Early on Saturday, a
statement released after a security summit headed by Turkey's prime minister said Syria shot down Turkey's fighter jet, without elaborating how and why.
Many had
speculated that although Syria acted ruthless, Turkey also deserves blame in this incident.
Early on Sunday, however, Turkish Foreign Minister Ahmet Davutoğlu
made it clear that Syrian side knew it was a Turkish plane, the jet was hit in international air space without any warning, the act was hostile and Turkey will not remain silent. Turkey has not yet unveiled its retaliatory steps and the most you can say is that there are scattered signs that things are getting worse more slowly.
Syria's downing of Turkish warplane is
not unmatched in history.
There have been many similar incidents like this before. But few
exemplify irrationality of these kind of attacks better than Friday's
incident, which also probably killed two Turkish pilots.
Then the question comes, why did Syria shoot down Turkey's jet?
Syrian regime critics would jump to a conclusion that the attack is a manifestation of Assad's growing frustration and spillover of the domestic crisis into neighbors. This argument rests heavily on the view that Assad is a ruthless killer and he would not hesitate shooting down planes of neighboring countries.
They claim that this incident appears to be rather a remarkable example of how Assad has become a threat to the stability not only within his country but also to countries in Syria's vicinity. One could make a broader argument that it is not surprising to see Assad attacking every perceived threat after all these atrocities his army has been committing.
One of the misconceptions that muddle the debate over the shooting incident is that rulers like Assad have spinned out of control to a degree that would attack neighboring countries.
But those critics miss two fundamental truths about the situation on the ground.
In two cases states make similar, irrational military provacations like this one that is obviously not in the aggressive state's national interest.
First, states are
deliberately behaving in an irrational way to signal to adversaries that it is hell-bent and ruthless in retaliation. This strategy conveys messages as if the state does not have a capacity to understand warnings and red lines.

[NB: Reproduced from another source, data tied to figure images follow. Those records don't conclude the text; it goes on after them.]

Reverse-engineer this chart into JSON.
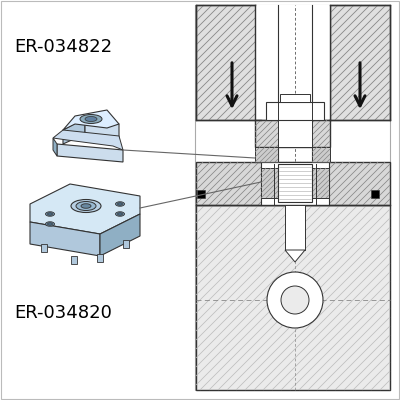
{
  "bg_color": "#ffffff",
  "label1": "ER-034822",
  "label2": "ER-034820",
  "part_color_light": "#ccdded",
  "part_color_mid": "#b0c8dc",
  "part_color_dark": "#8fafc4",
  "hatch_fill": "#e0e0e0",
  "hatch_line": "#888888",
  "edge_color": "#333333",
  "bottom_hatch_fill": "#ebebeb",
  "bottom_hatch_line": "#bbbbbb",
  "arrow_color": "#111111",
  "connector_color": "#666666",
  "label_fontsize": 13,
  "lw": 1.0
}
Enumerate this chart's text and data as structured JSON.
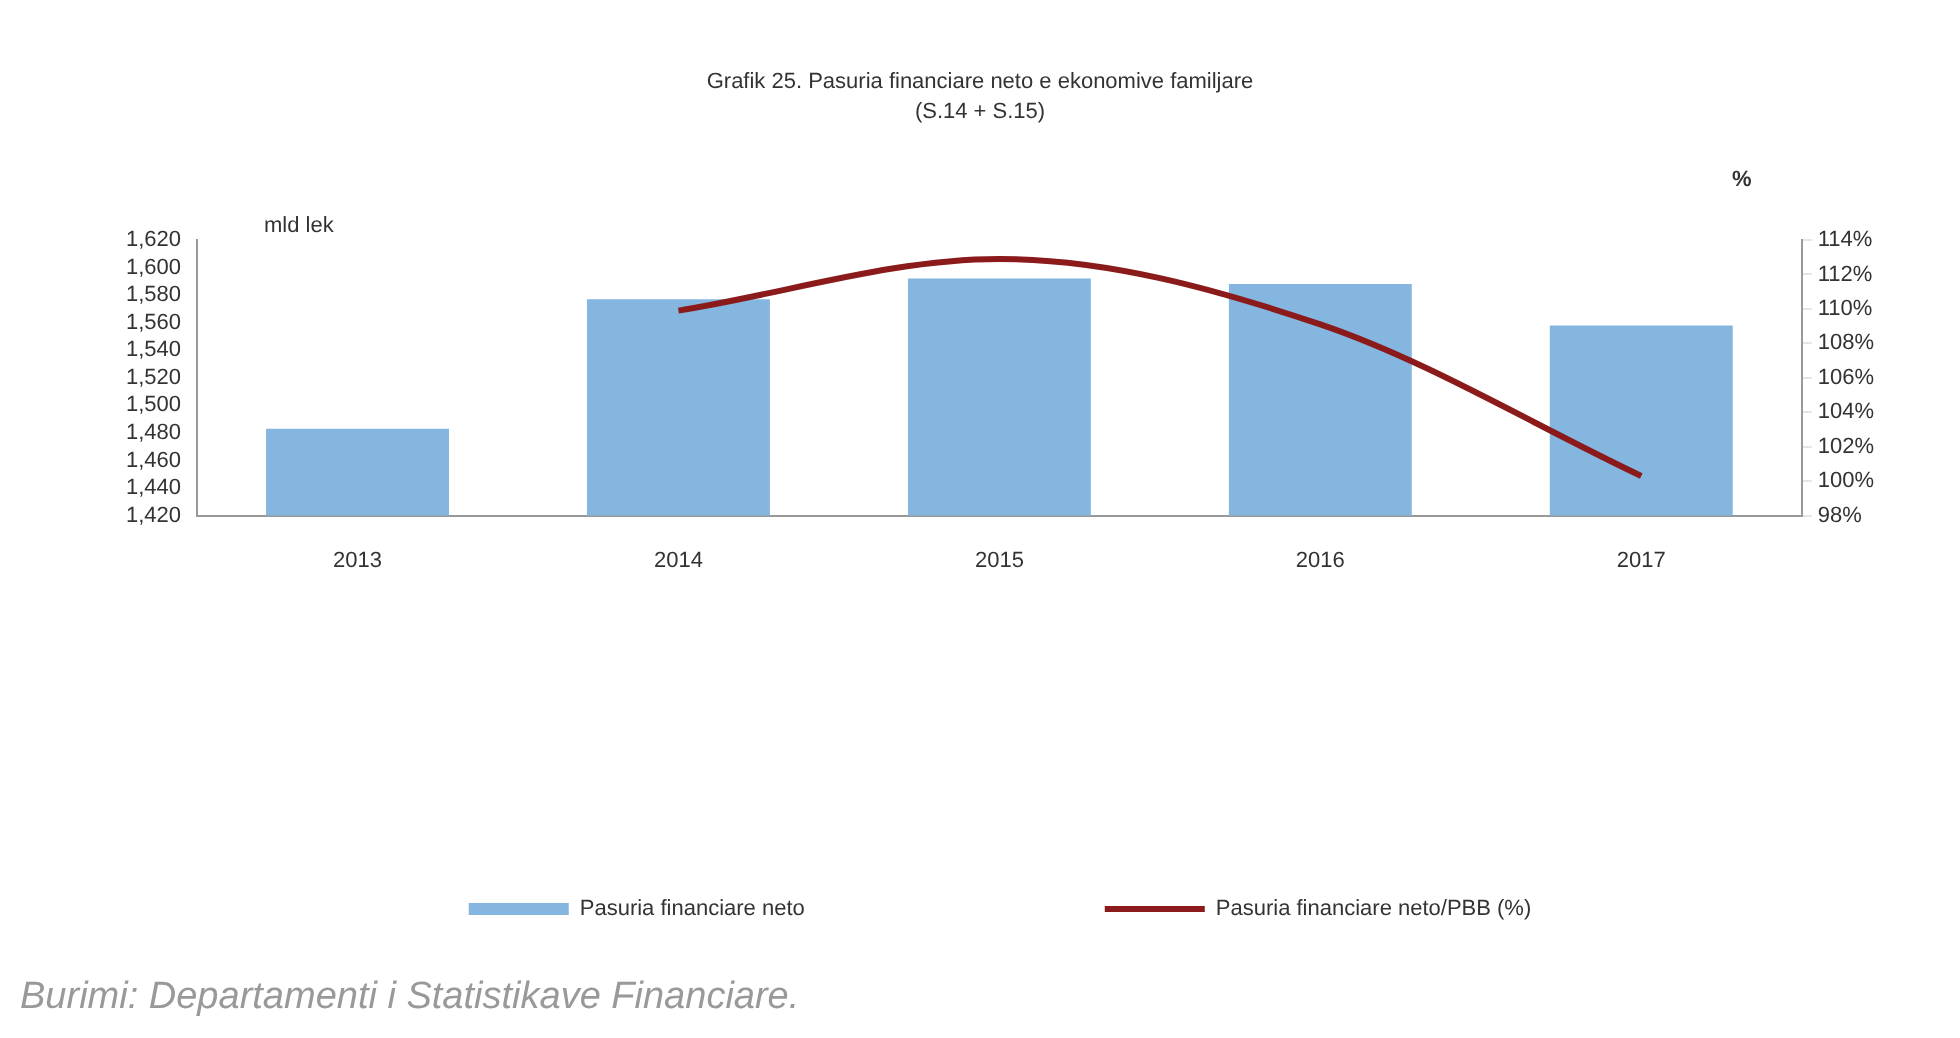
{
  "chart_data": {
    "type": "bar",
    "title": "Grafik 25. Pasuria financiare neto e ekonomive familjare\n(S.14 + S.15)",
    "ylabel": "mld lek",
    "y2label": "%",
    "categories": [
      "2013",
      "2014",
      "2015",
      "2016",
      "2017"
    ],
    "series": [
      {
        "name": "Pasuria financiare neto",
        "color": "#85b6e0",
        "values": [
          1483,
          1577,
          1592,
          1588,
          1558
        ]
      },
      {
        "name": "Pasuria financiare neto/PBB (%)",
        "type": "line",
        "axis": "y2",
        "color": "#8b1a1a",
        "values": [
          null,
          109.9,
          112.9,
          109.1,
          100.3
        ]
      }
    ],
    "ylim": [
      1420,
      1620
    ],
    "yticks": [
      {
        "value": 1420,
        "label": "1,420"
      },
      {
        "value": 1440,
        "label": "1,440"
      },
      {
        "value": 1460,
        "label": "1,460"
      },
      {
        "value": 1480,
        "label": "1,480"
      },
      {
        "value": 1500,
        "label": "1,500"
      },
      {
        "value": 1520,
        "label": "1,520"
      },
      {
        "value": 1540,
        "label": "1,540"
      },
      {
        "value": 1560,
        "label": "1,560"
      },
      {
        "value": 1580,
        "label": "1,580"
      },
      {
        "value": 1600,
        "label": "1,600"
      },
      {
        "value": 1620,
        "label": "1,620"
      }
    ],
    "y2lim": [
      98,
      114
    ],
    "y2ticks": [
      {
        "value": 98,
        "label": "98%"
      },
      {
        "value": 100,
        "label": "100%"
      },
      {
        "value": 102,
        "label": "102%"
      },
      {
        "value": 104,
        "label": "104%"
      },
      {
        "value": 106,
        "label": "106%"
      },
      {
        "value": 108,
        "label": "108%"
      },
      {
        "value": 110,
        "label": "110%"
      },
      {
        "value": 112,
        "label": "112%"
      },
      {
        "value": 114,
        "label": "114%"
      }
    ],
    "grid": false,
    "legend": "bottom",
    "marker": "none",
    "line_style": "solid",
    "annotations": [
      "Burimi: Departamenti i Statistikave Financiare."
    ]
  }
}
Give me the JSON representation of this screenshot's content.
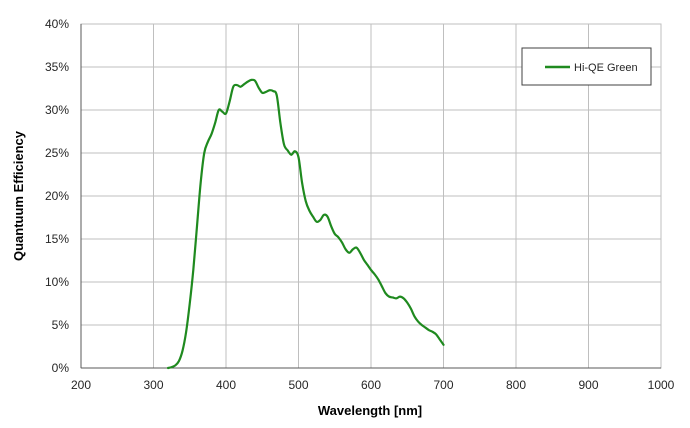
{
  "chart_data": {
    "type": "line",
    "title": "",
    "xlabel": "Wavelength [nm]",
    "ylabel": "Quantuum Efficiency",
    "xlim": [
      200,
      1000
    ],
    "ylim": [
      0,
      40
    ],
    "x_ticks": [
      200,
      300,
      400,
      500,
      600,
      700,
      800,
      900,
      1000
    ],
    "x_tick_labels": [
      "200",
      "300",
      "400",
      "500",
      "600",
      "700",
      "800",
      "900",
      "1000"
    ],
    "y_ticks": [
      0,
      5,
      10,
      15,
      20,
      25,
      30,
      35,
      40
    ],
    "y_tick_labels": [
      "0%",
      "5%",
      "10%",
      "15%",
      "20%",
      "25%",
      "30%",
      "35%",
      "40%"
    ],
    "grid": true,
    "legend_position": "top-right",
    "series": [
      {
        "name": "Hi-QE Green",
        "color": "#1f8a1f",
        "x": [
          320,
          325,
          330,
          335,
          340,
          345,
          350,
          355,
          360,
          365,
          370,
          375,
          380,
          385,
          390,
          395,
          400,
          405,
          410,
          415,
          420,
          425,
          430,
          435,
          440,
          445,
          450,
          455,
          460,
          465,
          470,
          475,
          480,
          485,
          490,
          495,
          500,
          505,
          510,
          515,
          520,
          525,
          530,
          535,
          540,
          545,
          550,
          555,
          560,
          565,
          570,
          575,
          580,
          585,
          590,
          595,
          600,
          605,
          610,
          615,
          620,
          625,
          630,
          635,
          640,
          645,
          650,
          655,
          660,
          665,
          670,
          675,
          680,
          685,
          690,
          695,
          700
        ],
        "y": [
          0.0,
          0.1,
          0.3,
          0.8,
          2.0,
          4.2,
          7.5,
          11.5,
          16.5,
          21.5,
          25.0,
          26.3,
          27.2,
          28.5,
          30.0,
          29.8,
          29.6,
          31.0,
          32.7,
          32.9,
          32.7,
          33.0,
          33.3,
          33.5,
          33.4,
          32.6,
          32.0,
          32.1,
          32.3,
          32.2,
          31.7,
          28.5,
          26.0,
          25.3,
          24.8,
          25.2,
          24.5,
          21.5,
          19.4,
          18.3,
          17.6,
          17.0,
          17.2,
          17.8,
          17.6,
          16.5,
          15.6,
          15.2,
          14.6,
          13.8,
          13.4,
          13.8,
          14.0,
          13.4,
          12.6,
          12.0,
          11.4,
          10.9,
          10.3,
          9.5,
          8.7,
          8.3,
          8.2,
          8.1,
          8.3,
          8.1,
          7.6,
          6.9,
          6.0,
          5.4,
          5.0,
          4.7,
          4.4,
          4.2,
          3.9,
          3.3,
          2.7
        ]
      }
    ]
  }
}
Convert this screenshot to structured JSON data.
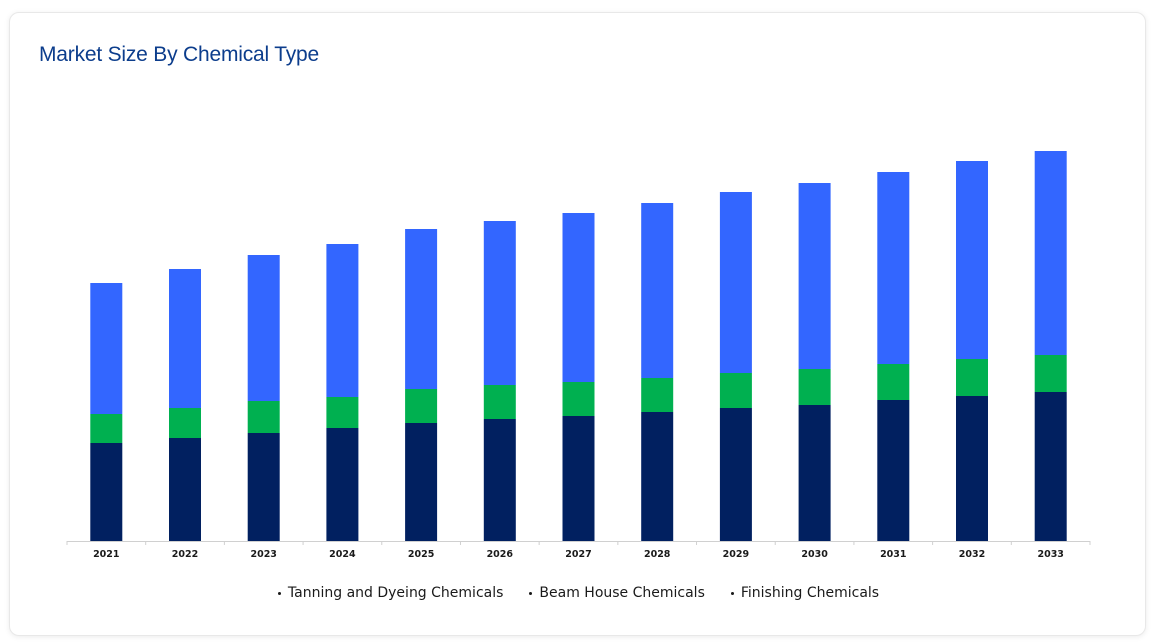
{
  "title": "Market Size By Chemical Type",
  "chart_data": {
    "type": "bar",
    "stacked": true,
    "categories": [
      "2021",
      "2022",
      "2023",
      "2024",
      "2025",
      "2026",
      "2027",
      "2028",
      "2029",
      "2030",
      "2031",
      "2032",
      "2033"
    ],
    "series": [
      {
        "name": "Tanning and Dyeing Chemicals",
        "color": "#012060",
        "values": [
          98,
          103,
          108,
          113,
          118,
          122,
          125,
          129,
          133,
          136,
          141,
          145,
          149
        ]
      },
      {
        "name": "Beam House Chemicals",
        "color": "#00b050",
        "values": [
          29,
          30,
          32,
          31,
          34,
          34,
          34,
          34,
          35,
          36,
          36,
          37,
          37
        ]
      },
      {
        "name": "Finishing Chemicals",
        "color": "#3366ff",
        "values": [
          131,
          139,
          146,
          153,
          160,
          164,
          169,
          175,
          181,
          186,
          192,
          198,
          204
        ]
      }
    ],
    "ylim": [
      0,
      400
    ],
    "grid": false,
    "legend_position": "bottom"
  }
}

Iranian President Mahmoud Ahmadinejad's
earlier remarks that Israel should cease to exist is an evident example of how states sometimes behave as an irrational actor to avoid military attacks.
North Korea's recent military provacations such as
sinking a South Korean ship or
shelling its island two years ago is a case in point. This kind of tactics are reliable with nuclear-armed states such as North Korea. Why to mess up with nuclear-armed North Korea whose leader is describing itself suicidal and irrational? The same goes with Tehran, whose leader is speaking about destroying Israel and possessing dozens of long-range missiles that could significantly damage Israeli cities. These leaders are definitely not irrational but it is benefiting to be seen this way.
This strategy seems unapplicable in Syria because it has relatively weak and increasingly divided military power, is running out of cash and exhausted by a year and half long operations against rebels across the country. It has little if any capability to do harm to countries considering intervening militarily to end the 15-month long crisis there.
Another case when states behave irrational in foreign policy is when domestic actors push decision-making process to a direction that is not in their national interests. This could be because of divided governance like in Iran or supporting overseas brethren no matter how damaging that policy could be.
Stephen M. Walt and John Mearsheimer's
2007 book on the Israeli lobby is a good read how domestic actors could derail country's foreign policy agenda.
It’s worth bearing in mind that there have been numerous claims that military commanders in Syria have often been acting beyond the administration’s control. In the shadow of potential war and violence, those surrounding Assad are not necessarily making a single, consultative decision based on country's national interests. Given the varying constraints on the power of Assad and the administration across the state bureaucracies, it is not surprising that senior army commanders and bureaucrats are pushing for policies that are not really made by the president and his close circles loyal to him. Recent
leaked e-mails of Assad family depict how weak institutions the Syrian regime has.
The crisis in Syria has steered this process reasonably well and generated enormous conflict within the regime.
Syria's Foreign Ministry spokesman was overly apologetic and friendly in his
Monday briefing, saying that Turks and Syrians are brothers and that Syria is not hostile to its northern neighbor. Why would a state shoot down a foreign jet in international air space and send messages of friendship afterwards?